Russian airstrike in Kramatorsk kills 4, including 16-year-old boy

Russia carried out on airstrike on the city of Kramatorsk in Donetsk Oblast on April 3, killing four civilians and injuring four others, regional authorities reported.
One of the victims killed in the attack was a 16-year-old boy.
Russian forces dropped four FAB-250 aerial bombs with cluster munitions on the city between 6:17 and 6:25 p.m. local time, the Donetsk Oblast Prosecutor's Office reported.
The airstrike killed a husband and wife, ages 71 and 68, as well as a 45-year-old woman. The 16-year-old boy died in the hospital from severe injuries sustained in the attack.
Four other civilians were injured, Donetsk Oblast Governor Vadim Filashkin said. The bombing also damaged multiple houses and at least two administrative buildings.
"The Russians are destroying everything they can reach," Filashkin said.
The local prosecutor is investigating the attack as a possible war crime.
Cluster munitions are types of weapons that scatter small explosive bomblets across a large impact area. They are banned under international law by more than 100 countries due to their indiscriminate nature and the long-term threat they pose to civilians, especially when unexploded submunitions remain hidden in residential areas.

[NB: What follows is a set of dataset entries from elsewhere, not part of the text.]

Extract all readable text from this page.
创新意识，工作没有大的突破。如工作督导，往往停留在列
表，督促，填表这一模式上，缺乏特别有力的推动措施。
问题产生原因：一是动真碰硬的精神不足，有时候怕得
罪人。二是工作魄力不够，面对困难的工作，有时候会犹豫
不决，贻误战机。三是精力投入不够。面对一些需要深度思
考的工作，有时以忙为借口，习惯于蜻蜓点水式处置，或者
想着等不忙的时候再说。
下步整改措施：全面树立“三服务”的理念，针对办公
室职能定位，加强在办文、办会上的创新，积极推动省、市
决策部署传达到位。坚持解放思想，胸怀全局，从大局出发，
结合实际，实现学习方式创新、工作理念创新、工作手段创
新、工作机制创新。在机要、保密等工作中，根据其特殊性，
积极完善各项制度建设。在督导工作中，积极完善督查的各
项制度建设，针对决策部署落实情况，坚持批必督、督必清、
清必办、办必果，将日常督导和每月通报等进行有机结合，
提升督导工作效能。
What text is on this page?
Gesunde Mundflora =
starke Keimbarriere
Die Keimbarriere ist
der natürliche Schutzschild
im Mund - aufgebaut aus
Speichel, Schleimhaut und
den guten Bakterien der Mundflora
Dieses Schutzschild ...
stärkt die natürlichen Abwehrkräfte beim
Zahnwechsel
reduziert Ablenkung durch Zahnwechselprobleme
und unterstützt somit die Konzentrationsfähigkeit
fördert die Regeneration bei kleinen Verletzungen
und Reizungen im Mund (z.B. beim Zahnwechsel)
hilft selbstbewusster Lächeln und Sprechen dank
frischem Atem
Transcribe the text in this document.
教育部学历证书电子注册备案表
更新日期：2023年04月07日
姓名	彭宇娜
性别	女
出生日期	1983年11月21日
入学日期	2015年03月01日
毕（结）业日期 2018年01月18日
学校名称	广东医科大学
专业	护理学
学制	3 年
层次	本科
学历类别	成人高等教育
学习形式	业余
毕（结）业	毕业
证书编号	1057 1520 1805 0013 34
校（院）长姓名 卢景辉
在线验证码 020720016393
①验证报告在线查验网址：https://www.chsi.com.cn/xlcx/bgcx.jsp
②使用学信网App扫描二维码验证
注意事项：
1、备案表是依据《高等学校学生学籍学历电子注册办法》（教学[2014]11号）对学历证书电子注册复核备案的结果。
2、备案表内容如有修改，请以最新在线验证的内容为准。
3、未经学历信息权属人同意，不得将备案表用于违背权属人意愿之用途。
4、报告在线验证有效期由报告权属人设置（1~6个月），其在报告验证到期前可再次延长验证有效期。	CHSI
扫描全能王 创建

While Ukraine has used cluster munitions provided by the United States against Russian forces on the battlefield since 2022, Russia uses them far more often and strikes civilian areas, experts have told the Kyiv Independent.
The airstrike on Kramatorsk followed a mass daytime drone attack that targeted multiple regions in Ukraine, killing at least four and injuring over 30. Russia launched more than 400 drones at Kirovohrad, Vinnytsia, Sumy, Cherkasy, Poltava, Zhytomyr, and Kyiv oblasts.
While mass daytime attacks are relatively uncommon, Russian strikes on front-line Kramatorsk are not. The April 3 attack marks the second time this week that Russian bombs have killed a teenager in the city.
A Russian glide bomb hit Kramatorsk on March 29, killing three people, including a 13-year-old boy. Thirteen other victims were wounded.
Located less than 20 kilometers from the nearest Russian positions in eastern Donetsk Oblast, where the fiercest fighting rages, Kramatorsk has endured intensified Russian glide bomb and drone attacks over the past weeks.
The city, once home to about 200,000 people before the full-scale war, has become the de facto regional capital after Russia occupied Donetsk in 2014.
Heavily fortified and home to a key intersection of railway and highways, Kramatorsk remains a strategic logistical hub at the center of Russia's aims to overrun the rest of Ukrainian-held Donetsk Oblast.